Le récit du journaliste

Pièce du Presbytère de Borley
Le révérend Smith s'étant assis, le maire se tourne vers un homme aux cheveux coupés en brosse et à la silhouette longue comme un jour sans pain.

— Monsieur, vous êtes journaliste au Daily Mirror. Comment avez-vous répondu à la demande du révérend Smith ?

— Comme aurait fait n'importe quel journaliste, monsieur le maire. Je suis venu aussitôt à Borley. Mais comme personnellement, je ne connais rien aux fantômes, j'étais accompagné d'un spécialiste des sciences occultes : Harry Price de la Society for Psychical Research (SPR).

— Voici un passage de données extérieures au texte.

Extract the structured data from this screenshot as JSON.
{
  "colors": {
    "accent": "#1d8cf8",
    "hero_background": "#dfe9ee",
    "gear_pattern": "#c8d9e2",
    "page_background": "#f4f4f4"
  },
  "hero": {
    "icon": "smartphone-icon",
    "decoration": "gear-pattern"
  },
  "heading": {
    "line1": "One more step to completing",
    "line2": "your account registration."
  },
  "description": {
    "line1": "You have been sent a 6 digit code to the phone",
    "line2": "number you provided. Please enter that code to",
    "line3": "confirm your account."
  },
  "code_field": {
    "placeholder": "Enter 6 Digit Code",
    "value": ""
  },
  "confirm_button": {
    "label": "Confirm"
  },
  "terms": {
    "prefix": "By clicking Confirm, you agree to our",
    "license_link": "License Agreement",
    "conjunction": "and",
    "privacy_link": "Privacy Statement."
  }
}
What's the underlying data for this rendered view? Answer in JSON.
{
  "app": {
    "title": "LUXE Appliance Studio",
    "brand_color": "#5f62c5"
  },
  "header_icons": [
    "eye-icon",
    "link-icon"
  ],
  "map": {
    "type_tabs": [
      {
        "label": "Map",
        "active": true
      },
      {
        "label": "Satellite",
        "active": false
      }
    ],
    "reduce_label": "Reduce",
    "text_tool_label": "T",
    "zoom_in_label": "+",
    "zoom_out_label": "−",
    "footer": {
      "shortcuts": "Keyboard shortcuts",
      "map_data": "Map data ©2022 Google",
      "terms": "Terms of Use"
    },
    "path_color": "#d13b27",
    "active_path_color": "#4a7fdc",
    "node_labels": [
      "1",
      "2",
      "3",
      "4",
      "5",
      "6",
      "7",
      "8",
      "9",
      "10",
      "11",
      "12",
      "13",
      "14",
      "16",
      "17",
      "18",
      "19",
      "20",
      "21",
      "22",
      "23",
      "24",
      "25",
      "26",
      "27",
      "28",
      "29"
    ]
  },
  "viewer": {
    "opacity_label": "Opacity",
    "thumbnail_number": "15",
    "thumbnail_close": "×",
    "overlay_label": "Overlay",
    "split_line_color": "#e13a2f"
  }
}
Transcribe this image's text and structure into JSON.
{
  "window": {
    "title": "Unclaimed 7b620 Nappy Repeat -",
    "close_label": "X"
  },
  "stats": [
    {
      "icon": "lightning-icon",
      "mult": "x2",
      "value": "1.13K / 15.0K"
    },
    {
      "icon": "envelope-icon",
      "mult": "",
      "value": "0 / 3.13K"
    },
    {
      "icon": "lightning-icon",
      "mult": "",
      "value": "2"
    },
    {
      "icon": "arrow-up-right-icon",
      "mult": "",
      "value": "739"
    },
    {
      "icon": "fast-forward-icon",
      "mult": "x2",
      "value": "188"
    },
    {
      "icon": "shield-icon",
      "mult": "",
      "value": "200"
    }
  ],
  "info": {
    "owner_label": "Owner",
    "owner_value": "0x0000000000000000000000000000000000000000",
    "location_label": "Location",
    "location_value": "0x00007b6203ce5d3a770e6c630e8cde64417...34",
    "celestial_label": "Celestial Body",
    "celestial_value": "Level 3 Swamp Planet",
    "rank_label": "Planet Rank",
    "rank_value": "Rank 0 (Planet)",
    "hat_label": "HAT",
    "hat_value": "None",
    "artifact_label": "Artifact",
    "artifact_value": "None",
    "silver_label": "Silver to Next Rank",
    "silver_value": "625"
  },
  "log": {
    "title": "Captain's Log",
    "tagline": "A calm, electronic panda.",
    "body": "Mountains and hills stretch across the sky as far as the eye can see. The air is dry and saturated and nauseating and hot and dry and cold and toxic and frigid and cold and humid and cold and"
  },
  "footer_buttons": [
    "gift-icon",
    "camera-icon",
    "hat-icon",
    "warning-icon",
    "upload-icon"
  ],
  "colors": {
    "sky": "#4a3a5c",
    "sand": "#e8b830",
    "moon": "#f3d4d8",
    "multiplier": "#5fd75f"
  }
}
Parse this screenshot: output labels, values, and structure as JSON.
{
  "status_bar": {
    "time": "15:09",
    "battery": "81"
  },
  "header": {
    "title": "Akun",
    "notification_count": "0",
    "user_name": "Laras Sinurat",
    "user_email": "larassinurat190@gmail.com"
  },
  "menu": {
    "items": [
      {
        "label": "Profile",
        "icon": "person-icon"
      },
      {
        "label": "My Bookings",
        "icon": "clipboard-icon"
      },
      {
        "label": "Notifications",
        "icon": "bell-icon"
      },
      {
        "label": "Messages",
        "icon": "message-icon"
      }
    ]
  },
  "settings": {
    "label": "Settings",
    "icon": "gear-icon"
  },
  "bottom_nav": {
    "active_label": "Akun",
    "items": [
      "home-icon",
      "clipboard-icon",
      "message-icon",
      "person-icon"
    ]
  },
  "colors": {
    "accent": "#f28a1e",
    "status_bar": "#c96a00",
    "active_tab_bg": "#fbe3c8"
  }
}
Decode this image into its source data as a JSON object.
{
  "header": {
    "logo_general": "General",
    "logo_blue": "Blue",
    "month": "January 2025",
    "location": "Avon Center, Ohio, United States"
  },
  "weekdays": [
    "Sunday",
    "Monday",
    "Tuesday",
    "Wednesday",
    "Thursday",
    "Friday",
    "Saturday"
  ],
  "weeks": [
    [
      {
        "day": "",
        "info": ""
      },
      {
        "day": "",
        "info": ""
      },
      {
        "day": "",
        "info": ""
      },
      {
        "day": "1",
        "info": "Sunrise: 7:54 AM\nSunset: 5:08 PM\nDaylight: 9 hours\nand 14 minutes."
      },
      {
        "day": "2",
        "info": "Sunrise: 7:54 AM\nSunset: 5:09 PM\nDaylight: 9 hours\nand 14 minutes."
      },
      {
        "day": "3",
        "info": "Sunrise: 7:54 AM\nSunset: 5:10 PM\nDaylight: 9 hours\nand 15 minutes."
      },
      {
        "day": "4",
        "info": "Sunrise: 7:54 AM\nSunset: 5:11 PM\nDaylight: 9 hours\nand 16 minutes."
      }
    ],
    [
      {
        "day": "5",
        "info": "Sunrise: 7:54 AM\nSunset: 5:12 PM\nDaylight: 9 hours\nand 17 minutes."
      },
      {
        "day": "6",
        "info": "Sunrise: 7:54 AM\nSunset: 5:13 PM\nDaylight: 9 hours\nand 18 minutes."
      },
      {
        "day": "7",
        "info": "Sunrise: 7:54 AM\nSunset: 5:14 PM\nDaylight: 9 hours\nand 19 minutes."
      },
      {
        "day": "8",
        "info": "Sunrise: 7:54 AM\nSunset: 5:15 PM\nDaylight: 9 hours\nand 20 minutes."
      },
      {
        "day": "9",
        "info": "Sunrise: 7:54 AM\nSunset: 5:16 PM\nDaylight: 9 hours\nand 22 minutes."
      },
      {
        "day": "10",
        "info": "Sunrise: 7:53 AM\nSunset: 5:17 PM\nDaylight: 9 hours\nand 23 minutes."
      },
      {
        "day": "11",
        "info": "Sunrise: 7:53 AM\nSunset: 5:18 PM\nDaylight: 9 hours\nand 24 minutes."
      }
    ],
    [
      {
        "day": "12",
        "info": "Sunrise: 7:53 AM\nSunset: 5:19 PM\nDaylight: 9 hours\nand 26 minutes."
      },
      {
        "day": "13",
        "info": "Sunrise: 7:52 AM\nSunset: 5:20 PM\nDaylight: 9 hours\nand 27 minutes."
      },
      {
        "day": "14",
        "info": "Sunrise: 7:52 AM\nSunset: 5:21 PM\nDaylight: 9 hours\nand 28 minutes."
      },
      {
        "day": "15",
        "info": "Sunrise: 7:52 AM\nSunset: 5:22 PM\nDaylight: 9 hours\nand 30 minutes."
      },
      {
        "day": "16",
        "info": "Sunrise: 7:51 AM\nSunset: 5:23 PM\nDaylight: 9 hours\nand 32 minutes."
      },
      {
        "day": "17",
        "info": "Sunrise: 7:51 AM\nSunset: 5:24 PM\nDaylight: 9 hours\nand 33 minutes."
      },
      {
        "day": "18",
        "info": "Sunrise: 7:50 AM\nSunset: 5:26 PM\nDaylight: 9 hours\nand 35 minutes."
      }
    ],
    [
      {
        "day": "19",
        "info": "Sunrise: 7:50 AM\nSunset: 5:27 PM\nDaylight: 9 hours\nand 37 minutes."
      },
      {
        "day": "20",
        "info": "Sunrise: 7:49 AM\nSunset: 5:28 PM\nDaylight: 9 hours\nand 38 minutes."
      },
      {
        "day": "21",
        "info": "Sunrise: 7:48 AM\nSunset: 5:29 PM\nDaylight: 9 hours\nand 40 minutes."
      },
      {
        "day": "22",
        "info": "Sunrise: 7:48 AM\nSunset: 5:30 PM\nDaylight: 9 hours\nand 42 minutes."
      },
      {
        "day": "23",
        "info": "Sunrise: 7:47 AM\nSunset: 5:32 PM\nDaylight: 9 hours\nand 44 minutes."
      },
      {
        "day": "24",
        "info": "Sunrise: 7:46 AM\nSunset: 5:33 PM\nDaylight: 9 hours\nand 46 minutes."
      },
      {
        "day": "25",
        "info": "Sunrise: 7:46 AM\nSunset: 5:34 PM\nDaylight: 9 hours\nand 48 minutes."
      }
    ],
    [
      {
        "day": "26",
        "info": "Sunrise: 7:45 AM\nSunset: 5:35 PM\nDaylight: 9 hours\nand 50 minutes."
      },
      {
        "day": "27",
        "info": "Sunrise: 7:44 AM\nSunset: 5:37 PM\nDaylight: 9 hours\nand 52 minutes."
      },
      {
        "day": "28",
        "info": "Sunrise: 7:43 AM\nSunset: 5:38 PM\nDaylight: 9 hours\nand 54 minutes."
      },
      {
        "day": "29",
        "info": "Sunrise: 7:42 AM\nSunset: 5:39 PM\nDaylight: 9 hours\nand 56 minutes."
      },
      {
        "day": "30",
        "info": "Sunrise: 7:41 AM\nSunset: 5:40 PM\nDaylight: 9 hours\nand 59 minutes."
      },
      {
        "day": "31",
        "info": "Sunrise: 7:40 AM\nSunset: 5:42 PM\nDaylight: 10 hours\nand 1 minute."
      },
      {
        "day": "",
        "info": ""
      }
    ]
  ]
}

— Racontez-nous ce qui s'est passé.

— Eh bien, le soir de notre arrivée, d'étranges phénomènes se sont succédés. Tandis que nous nous promenions le long des pelouses, Price et moi avons vu apparaître et disparaître derrière des buissons des silhouettes aux contours mal définis. Rentrés dans la maison au crépuscule, nous avons failli être blessés par la chute d'un gros carreau détaché de la véranda. Un moment plus tard, un chandelier de verre rouge dégringolait à travers la cage de l'escalier, heurtait un poêle de fonte et se fracassait à nos pieds. Puis une boule de naphtaline, lancée par une main invisible, m'atteignait au bras. Cet incident fut suivi par une pluie de petits cailloux, tombant du second étage sur le sol du vestibule. Pour compléter le tableau, toutes les sonnettes du presbytère se mirent à tinter tandis que les clés sautaient hors de leurs serrures pour choir bruyamment sur le plancher. C'est alors qu'au premier étage, dans une des chambres, Price décida d'évoquer les esprits qui hantaient le presbytère. Il y avait là le révérend Harry Smith, sa femme, les deux demoiselles sœurs du précédent pasteur et la secrétaire de Price. La voix de Price résonna dans le silence :

Si un esprit est présent ce soir, je le prie de se faire connaître ! 

La hantise se manifeste

Quelques secondes passèrent ; nous retenions notre souffle. Un craquement se fit entendre, venant de la table de toilette. Puis un autre coup retentit, venant du miroir d'acajou. Aucun doute n'était possible : l'entité voulait se manifester. Price demanda si elle accepterait de répondre à quelques questions, utilisant la convention traditionnelle : trois coups pour oui, un coup pour non et deux coups si la réponse était douteuse ou inconnue. On entendit immédiatement trois coups rapides et violents, venant du miroir. Price demanda d'abord à l'esprit s'il n'était pas l'ancien pasteur de Borley, le frère des demoiselles ici présentes. Trois coups affirmatifs se succédèrent. Price aussitôt enchaîna :

— Sont-ce vos pas qu'on entend dans la maison ?

— Oui.

— Désirez-vous tracasser ou ennuyer quelqu'un ?

— Non.

— Êtes-vous tourmenté par quelque chose que vous auriez dû faire pendant voire vie ?

— Non.

La méthode alphabétique

Alors, Price utilisa la méthode alphabétique pour communiquer plus rapidement. Malheureusement, les réponses restèrent incompréhensibles. L'entité ne paraissait pas saisir la technique de ce mode de communication, mais désirait nettement continuer à manifester sa présence. Vers deux heures du matin, les deux mèches de la lampe montées au maximum et la pièce parfaitement éclairée, nous fûmes tous surpris de voir la savonnette sauter hors du porte-savon, heurter le bord du pot à eau et rebondir sur le sol. Le lavabo était à l'autre extrémité de la pièce, nous en étions tous loin, assis auprès du miroir. Voilà, Messieurs, pourquoi je repartais le lendemain, convaincu qu'il y avait des fantômes à Borley.